The reaction acetyl-CoA ➛ 2CO2 is the main transformation from which we get energy. Acetyl-CoA provides the building block for fatty acids and for ketone bodies. Conversely, fatty acids are a fuel for cells because they can be broken down to acetyl-CoA. Under conditions of starvation, or a low-carbohydrate diet, the liver assembles 2 acetyl-CoA’s to ketone bodies (β-hydroxy butyrate and acetoacetyl-CoA). The ketone bodies are transported to other cells where they are disassembled back to acetyl-CoA and are processed in the cell for energy. The liver is a kind of metabolic command center and ketone bodies are a way for the liver to deliver acetyl-CoA to other cells.kdforca_blog-iii_dec_4

Now we are at the point of asking how a cell knows what to do when presented with a choice of fuels? In particular, how does the input from fat dial down glycolysis so that pyruvate, which could be used for something else (in starvation or low-carb, it will be substrate for gluconeogenesis), is not used to make acetyl-CoA.  It turns out that acetylCoA (that is, fat or ketone bodies) regulate their own use by feeding back and directly or indirectly turning off glycolysis (in other words: don’t process pyruvate to acetyl-CoA because we already have a lot). The feedback system is known as the Randle cycle and appears (roughly) as the dotted line in our expanded metabolic scheme.

robin_map_2012-2Where we are going. In our earlier work Dr. Fine and I and our assistant, Anna Miller, found that if we grow cancer cells in culture, acetoacetate (one of the ketone bodies) will inhibit their growth and will reduce the amount of ATP that they can generate. Normal cells, however, are not inhibited by ketone bodies and the cells may even be using them. Our working explanation is that the ketone bodies are inhibiting the cancer cell through the Randle cycle. Now, normal cells can maintain energy, that is compensate for the Randle cycle, by running the TCA cycle (in fact, that is the purpose of the Randle cycle: to switch fuel sources).
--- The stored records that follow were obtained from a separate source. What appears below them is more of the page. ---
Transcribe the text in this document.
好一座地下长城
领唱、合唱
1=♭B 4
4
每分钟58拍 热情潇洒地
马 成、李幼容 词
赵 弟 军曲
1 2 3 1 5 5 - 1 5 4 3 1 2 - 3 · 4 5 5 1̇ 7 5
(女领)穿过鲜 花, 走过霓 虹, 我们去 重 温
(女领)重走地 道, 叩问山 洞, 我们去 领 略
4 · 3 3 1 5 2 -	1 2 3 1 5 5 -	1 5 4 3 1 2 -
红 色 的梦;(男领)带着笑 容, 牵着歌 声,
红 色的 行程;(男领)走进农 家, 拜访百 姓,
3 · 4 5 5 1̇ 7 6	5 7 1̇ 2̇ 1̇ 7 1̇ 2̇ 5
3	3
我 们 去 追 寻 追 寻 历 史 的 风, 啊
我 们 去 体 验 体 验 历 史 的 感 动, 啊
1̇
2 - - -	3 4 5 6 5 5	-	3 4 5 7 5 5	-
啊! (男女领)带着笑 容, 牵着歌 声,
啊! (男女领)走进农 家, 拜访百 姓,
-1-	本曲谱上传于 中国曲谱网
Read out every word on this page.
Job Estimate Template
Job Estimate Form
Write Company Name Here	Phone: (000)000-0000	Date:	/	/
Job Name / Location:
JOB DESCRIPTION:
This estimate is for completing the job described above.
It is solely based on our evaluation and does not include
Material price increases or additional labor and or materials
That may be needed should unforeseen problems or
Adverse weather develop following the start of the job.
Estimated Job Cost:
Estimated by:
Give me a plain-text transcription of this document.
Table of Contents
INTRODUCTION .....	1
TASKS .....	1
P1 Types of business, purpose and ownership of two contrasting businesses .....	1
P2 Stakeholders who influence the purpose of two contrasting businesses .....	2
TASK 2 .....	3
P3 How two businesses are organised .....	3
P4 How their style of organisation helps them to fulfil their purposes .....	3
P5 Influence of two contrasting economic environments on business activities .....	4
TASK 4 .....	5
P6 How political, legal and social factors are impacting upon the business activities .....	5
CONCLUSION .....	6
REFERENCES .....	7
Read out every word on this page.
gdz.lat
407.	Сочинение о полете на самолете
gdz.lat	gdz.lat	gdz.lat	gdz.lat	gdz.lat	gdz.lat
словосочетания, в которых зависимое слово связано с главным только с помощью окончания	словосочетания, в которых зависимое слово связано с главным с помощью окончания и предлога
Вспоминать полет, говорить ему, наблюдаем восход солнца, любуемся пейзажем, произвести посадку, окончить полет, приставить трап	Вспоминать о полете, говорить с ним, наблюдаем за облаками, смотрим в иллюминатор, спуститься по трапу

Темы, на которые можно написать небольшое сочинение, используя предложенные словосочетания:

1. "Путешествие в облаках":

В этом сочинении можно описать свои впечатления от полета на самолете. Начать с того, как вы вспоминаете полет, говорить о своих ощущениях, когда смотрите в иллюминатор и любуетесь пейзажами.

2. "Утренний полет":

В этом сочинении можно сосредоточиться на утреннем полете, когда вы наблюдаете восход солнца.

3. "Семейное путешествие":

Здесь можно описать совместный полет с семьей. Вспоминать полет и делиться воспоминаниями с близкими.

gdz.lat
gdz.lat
The cancer cells, however, have some kind of  defect in aerobic metabolism and can’t compensate.  How does this happen? That’s what we’re trying to find out but we have a good guess. (A good guess in science means that when we find out it’s wrong we’ll probably see a better idea). We find that our cancer cells in culture over-express a protein called uncoupling protein-2 (UCP2). We think that’s a player. To be discussed in Part IV.